The report said that DeepSeek developed two main AI models: the DeepSeek-V3 and DeepSeek R1. The V3 model, a large language model, utilises a mixture-of-experts (MOE) architecture, which combines multiple smaller models to achieve high performance while using fewer computing resources than traditional large models.
On the other hand, the V3 model boasts 671 billion parameters, with 37 billion active at any given time, and incorporated with innovations like multi-head latent attention (MHLA) to reduce memory usage and mixed-precision training with FP8 computation for greater efficiency.

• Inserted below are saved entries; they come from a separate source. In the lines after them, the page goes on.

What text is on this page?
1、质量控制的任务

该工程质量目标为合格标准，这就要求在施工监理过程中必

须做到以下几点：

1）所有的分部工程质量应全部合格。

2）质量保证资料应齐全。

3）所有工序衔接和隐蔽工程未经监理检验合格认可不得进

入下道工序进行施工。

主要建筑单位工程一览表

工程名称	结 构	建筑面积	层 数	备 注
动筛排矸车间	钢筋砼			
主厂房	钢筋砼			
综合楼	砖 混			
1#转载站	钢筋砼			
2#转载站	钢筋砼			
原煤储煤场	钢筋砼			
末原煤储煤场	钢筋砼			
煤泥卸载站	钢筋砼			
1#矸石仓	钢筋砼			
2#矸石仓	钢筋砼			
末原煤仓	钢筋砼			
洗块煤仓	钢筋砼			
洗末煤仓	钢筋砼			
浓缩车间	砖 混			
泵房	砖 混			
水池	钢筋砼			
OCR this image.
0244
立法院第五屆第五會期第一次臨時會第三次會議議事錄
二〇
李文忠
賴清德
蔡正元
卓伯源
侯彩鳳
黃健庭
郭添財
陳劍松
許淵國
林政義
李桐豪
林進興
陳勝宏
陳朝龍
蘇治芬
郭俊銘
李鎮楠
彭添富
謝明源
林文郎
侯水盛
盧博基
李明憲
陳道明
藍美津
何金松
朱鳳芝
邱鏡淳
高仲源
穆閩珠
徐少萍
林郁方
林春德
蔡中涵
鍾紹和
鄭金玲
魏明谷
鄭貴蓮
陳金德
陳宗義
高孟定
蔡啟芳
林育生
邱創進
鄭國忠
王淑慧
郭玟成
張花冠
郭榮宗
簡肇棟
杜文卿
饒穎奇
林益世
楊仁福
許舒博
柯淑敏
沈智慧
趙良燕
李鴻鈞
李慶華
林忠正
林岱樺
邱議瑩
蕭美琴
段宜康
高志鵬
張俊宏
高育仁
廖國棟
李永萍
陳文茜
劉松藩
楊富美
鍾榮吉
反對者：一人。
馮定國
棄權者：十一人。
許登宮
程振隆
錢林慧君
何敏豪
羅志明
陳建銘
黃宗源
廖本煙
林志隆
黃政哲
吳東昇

Was it really $ 5 million?
Training the V3 model involved a cluster of 2,048 NVIDIA H800 GPUs over a two-month period which sums up around 5.5 million GPU hours.
While some estimates put the training cost at approximately $ 5 million, the report highlighted that this figure only considers the computational resources, leaving out the significant costs related to research, experimentation, and other developmental expenses.
The DeepSeek R1 model builds upon the V3’s foundation by using Reinforcement Learning (RL) and other techniques to enhance reasoning capabilities. The R1 model has performed competitively with OpenAI’s models in reasoning tasks. However, Bernstein pointed out that the additional resources required to develop the R1 model were substantial, though not detailed in DeepSeek’s research paper.
Commenting on the hype, Bernstein noted that DeepSeek’s models are impressive.
For example, the V3 model performs as well as or better than other large models in language, coding, and mathematics while consuming a fraction of the computational resources. Pre-training the V3 model required just 2.7 million GPU hours, or only 9 per cent of the compute resources needed for some leading models.
In conclusion, while DeepSeek’s advancements are noteworthy, the report urged caution in the face of exaggerated claims. While the company’s work is groundbreaking, the notion of creating an OpenAI competitor for just $ 5 million appears to be false.